Police snatched two terrorist suspects just before their plane took off from a German airport today.
They acted after finding a suicide note that claimed the men wanted to die in a terror attack.
The 23-year-old Somali and a 24-year-old German born in Somalia were arrested without incident at Cologne airport after officers entered the plane which was bound for Amsterdam.
A spokeswoman said they were not suspected of planning to hijack the flight but would not say whether they were armed.
Police had a suicide note reportedly written by the men that stated they wanted to take part in “jihad” – or holy war – and die in a terrorist attack.
Reports said the two had been under observation for months.
Police boarded the Fokker 50 jet when it was at its “point of departure” and grabbed the two suspects, a spokeswoman for the airline KLM said, adding that the 46 remaining passengers were then told to leave the plane.
“A 'baggage parade' took place to see if the two passengers who were taken by the police had bags with them,” she said.
The plane took off after an hour’s delay and landed at Schipohl airport in the Netherlands without further incident.
Holland’s anti-terror chief warned earlier this month that the country remained one of the top targets for Islamic terrorist groups because of publicity surrounding an MPs’ anti-Islam film.
The National Coordinator for Combating Terrorism said in a report the film “Fitna” by Geert Wilders made the Netherlands a “preferred target” for Islamic groups.
“Fitna” set Koran texts against a background of violent images, which the agency said was “considered a major insult and provocation” by terrorist groups.

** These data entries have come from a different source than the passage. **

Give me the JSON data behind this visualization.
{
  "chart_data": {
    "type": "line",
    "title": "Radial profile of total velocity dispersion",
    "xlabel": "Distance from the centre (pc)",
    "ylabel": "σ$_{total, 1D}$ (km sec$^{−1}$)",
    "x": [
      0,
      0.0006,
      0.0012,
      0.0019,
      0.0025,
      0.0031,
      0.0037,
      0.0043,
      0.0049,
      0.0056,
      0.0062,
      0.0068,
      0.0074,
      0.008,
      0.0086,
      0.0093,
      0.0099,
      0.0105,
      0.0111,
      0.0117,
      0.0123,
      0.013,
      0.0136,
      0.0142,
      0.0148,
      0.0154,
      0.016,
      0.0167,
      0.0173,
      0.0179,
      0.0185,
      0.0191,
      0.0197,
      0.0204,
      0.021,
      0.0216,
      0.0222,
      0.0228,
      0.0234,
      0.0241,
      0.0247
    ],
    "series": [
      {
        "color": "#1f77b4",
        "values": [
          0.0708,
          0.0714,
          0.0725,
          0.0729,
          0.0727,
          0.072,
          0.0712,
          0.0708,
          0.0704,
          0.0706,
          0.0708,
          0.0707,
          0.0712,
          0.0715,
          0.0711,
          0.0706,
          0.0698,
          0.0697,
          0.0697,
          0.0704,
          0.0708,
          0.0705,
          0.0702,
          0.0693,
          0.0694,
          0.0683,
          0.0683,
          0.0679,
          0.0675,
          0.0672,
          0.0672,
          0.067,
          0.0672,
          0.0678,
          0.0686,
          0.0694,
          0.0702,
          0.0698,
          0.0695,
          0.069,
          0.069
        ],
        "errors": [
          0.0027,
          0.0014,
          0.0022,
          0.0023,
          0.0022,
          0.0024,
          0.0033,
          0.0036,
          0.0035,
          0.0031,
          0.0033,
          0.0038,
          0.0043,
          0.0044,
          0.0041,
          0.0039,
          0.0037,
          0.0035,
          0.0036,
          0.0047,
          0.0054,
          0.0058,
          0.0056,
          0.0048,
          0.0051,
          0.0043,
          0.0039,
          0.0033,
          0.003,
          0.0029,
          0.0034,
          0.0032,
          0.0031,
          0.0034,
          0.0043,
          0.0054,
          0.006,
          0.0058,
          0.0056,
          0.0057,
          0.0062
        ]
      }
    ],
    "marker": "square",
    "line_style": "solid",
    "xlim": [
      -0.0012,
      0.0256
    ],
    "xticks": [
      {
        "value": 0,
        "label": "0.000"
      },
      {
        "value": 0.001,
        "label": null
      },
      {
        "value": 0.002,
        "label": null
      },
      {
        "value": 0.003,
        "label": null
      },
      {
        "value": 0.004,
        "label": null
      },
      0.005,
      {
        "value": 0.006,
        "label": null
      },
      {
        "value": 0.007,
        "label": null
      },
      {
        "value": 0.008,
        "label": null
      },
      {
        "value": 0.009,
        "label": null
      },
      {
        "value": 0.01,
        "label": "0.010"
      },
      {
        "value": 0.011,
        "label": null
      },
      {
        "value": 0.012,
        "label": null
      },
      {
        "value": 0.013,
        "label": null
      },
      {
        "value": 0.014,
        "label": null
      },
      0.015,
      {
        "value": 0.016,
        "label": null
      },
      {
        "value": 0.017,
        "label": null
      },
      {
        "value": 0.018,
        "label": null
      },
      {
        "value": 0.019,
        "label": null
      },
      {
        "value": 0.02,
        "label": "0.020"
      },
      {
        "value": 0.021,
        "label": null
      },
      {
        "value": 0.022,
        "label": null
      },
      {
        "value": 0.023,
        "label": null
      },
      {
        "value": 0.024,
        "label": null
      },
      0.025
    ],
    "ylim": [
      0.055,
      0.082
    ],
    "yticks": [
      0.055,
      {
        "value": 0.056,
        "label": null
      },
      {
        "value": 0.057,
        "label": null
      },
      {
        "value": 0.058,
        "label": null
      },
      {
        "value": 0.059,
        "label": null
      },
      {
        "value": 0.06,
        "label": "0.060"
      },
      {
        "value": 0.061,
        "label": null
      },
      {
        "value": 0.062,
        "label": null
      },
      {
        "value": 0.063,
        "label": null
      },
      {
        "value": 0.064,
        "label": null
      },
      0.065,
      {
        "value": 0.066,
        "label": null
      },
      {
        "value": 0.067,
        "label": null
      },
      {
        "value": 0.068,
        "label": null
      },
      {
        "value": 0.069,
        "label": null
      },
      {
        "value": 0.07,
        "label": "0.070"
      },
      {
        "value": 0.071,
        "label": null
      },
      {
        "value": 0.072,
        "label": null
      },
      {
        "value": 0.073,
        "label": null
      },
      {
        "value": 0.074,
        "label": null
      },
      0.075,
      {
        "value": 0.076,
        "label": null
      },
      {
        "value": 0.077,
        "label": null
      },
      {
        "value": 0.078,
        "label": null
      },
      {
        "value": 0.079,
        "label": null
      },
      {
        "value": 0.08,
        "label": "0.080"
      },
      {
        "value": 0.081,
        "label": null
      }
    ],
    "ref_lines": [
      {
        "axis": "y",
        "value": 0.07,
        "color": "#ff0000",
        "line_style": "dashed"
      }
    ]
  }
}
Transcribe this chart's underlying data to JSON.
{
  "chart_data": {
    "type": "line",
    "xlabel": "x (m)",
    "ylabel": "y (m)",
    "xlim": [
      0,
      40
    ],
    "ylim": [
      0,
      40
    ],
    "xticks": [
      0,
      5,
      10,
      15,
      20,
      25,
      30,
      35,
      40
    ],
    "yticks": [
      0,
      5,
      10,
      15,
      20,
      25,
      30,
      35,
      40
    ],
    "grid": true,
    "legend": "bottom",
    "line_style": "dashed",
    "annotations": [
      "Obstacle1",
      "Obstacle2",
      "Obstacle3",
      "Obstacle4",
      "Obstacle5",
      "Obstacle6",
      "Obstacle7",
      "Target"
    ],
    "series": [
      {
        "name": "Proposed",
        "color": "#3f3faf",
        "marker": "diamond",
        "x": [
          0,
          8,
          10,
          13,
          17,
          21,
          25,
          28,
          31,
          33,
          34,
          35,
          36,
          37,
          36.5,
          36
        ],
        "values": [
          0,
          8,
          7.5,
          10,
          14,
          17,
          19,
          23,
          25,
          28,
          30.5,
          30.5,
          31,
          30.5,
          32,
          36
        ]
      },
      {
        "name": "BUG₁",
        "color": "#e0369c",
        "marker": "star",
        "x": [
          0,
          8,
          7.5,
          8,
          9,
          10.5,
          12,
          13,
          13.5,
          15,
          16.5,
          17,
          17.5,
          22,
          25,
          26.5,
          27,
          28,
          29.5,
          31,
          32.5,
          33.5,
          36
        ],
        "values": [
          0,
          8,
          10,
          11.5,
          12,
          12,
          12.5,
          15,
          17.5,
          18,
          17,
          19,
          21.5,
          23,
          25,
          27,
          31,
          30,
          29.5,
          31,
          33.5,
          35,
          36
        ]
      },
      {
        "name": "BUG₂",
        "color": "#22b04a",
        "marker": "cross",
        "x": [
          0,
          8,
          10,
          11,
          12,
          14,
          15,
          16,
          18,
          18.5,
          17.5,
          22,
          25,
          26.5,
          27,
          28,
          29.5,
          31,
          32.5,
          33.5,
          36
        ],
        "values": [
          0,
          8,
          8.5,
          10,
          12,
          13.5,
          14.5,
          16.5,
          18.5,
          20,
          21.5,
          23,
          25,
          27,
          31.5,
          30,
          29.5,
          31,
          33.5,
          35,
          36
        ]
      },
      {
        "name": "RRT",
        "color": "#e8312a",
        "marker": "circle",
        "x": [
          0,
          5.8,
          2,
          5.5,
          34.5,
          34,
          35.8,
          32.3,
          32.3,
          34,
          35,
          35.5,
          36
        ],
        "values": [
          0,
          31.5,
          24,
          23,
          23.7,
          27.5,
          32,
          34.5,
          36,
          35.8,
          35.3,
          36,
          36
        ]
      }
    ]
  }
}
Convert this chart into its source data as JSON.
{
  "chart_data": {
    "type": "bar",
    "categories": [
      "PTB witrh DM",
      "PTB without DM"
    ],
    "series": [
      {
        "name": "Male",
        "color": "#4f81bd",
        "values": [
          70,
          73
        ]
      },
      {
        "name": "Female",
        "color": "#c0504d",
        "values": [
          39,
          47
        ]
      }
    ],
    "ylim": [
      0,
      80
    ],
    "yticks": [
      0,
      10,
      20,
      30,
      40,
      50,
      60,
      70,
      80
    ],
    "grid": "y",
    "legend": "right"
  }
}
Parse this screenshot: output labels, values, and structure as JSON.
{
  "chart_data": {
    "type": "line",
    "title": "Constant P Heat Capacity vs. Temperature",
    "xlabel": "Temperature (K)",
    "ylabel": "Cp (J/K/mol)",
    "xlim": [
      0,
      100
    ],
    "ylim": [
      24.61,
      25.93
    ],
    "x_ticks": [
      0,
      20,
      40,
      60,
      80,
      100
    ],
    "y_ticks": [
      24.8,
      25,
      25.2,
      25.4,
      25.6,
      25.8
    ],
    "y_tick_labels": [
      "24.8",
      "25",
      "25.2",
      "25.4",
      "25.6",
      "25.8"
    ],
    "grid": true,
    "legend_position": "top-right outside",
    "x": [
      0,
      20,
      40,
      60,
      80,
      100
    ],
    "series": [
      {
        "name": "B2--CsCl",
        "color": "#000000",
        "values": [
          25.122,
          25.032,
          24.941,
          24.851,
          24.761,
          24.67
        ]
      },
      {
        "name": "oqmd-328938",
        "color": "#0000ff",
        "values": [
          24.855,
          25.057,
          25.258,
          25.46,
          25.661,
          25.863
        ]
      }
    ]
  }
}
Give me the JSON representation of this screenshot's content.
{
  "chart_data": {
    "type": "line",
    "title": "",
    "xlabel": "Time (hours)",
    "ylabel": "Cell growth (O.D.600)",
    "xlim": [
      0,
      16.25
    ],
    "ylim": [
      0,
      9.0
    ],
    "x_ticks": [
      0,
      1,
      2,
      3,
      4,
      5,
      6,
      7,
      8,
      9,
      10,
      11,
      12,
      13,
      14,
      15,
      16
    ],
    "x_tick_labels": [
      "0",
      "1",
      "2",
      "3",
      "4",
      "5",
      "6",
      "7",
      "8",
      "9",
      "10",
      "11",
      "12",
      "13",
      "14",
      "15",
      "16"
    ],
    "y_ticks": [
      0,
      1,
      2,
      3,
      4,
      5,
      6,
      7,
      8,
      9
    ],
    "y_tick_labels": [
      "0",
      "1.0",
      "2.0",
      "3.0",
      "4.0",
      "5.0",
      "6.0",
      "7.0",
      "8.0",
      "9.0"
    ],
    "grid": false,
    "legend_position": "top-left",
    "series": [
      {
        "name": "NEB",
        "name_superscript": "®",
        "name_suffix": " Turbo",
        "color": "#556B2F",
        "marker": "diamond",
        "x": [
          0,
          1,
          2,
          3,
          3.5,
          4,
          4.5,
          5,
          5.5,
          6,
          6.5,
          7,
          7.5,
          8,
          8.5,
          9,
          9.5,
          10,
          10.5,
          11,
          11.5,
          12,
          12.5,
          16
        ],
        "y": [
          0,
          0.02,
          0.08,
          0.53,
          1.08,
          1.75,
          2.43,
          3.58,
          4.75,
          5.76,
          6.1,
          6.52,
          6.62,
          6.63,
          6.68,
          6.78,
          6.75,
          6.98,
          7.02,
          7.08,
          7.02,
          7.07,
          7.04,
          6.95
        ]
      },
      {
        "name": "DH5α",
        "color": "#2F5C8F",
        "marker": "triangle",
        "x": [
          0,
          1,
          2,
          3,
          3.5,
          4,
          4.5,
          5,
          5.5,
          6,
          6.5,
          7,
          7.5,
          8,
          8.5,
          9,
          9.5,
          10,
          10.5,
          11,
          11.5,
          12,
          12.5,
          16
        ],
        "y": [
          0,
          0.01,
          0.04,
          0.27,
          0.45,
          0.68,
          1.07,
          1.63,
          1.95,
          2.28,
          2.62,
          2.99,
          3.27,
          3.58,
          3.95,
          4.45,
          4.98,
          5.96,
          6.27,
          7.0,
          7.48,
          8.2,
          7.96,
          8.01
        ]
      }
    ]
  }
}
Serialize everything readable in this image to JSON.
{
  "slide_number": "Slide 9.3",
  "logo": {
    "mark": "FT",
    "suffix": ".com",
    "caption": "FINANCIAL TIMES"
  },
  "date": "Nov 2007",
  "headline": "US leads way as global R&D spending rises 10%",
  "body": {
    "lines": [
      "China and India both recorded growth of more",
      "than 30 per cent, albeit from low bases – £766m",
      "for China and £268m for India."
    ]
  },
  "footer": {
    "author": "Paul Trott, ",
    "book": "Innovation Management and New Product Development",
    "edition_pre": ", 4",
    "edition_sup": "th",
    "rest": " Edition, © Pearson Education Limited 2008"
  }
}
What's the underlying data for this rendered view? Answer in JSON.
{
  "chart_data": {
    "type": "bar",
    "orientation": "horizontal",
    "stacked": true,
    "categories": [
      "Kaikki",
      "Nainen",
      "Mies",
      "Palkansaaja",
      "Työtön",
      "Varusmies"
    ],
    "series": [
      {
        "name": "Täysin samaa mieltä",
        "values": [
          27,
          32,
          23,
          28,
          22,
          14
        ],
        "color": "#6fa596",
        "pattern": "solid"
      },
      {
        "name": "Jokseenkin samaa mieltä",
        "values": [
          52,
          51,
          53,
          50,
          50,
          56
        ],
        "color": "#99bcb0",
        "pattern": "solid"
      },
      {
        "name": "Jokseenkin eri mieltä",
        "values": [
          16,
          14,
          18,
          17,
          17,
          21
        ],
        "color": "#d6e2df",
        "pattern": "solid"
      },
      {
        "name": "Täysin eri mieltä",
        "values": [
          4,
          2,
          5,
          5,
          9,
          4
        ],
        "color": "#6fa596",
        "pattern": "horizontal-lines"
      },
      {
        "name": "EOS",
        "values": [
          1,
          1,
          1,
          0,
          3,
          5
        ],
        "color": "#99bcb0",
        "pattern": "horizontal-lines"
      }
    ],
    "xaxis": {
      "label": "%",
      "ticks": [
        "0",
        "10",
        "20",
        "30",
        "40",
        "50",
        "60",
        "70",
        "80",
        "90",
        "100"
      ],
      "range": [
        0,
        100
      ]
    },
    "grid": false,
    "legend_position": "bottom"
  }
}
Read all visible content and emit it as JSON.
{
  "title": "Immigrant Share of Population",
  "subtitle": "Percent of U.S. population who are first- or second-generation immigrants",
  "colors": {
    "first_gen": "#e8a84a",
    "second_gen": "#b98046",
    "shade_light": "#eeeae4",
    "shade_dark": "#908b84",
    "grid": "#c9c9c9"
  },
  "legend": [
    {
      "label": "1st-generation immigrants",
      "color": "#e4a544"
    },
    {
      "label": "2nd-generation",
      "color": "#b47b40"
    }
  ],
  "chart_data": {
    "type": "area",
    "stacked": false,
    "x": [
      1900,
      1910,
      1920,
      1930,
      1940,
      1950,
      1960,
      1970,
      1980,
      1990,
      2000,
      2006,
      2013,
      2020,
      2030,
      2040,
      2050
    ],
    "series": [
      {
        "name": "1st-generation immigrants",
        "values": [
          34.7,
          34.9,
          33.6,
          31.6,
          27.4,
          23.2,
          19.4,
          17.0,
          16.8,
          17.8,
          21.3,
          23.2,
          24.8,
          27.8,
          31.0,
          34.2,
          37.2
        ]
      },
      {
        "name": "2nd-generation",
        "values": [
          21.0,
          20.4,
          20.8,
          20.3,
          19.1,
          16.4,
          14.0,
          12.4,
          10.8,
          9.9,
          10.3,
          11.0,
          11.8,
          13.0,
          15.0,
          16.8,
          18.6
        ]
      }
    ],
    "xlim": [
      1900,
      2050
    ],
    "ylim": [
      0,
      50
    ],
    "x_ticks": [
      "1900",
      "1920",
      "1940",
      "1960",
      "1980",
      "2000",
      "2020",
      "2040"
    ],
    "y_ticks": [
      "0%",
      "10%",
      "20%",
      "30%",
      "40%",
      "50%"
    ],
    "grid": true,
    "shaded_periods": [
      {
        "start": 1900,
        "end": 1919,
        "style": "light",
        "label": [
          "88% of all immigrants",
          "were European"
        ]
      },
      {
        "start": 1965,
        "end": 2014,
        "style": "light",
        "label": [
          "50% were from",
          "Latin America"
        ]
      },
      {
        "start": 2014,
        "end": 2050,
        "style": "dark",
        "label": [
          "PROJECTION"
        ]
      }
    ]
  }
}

The country’s terrorist threat has been rated as “substantial” since the film’s launch in March.
Federal prosecutors in Germany said the arrests were not linked to an earlier announcement that two men with terrorist connections could be on their way back to Germany.
Yesterday prosecutors said Eric Breininger (aged 21) and Houssain Al Malla, 23 could be headed to Germany after leaving a terrorist training camp in the border region between Afghanistan and Pakistan.
The men are believed linked to the group involved in a foiled plot to attack American targets in Germany in 2007.
Despite the warning and the incident in Cologne, the Interior Ministry said the threat level in Germany had not changed.
Germany is still in the “crosshairs of terrorism” but there are no indications that specific attacks are planned, it said.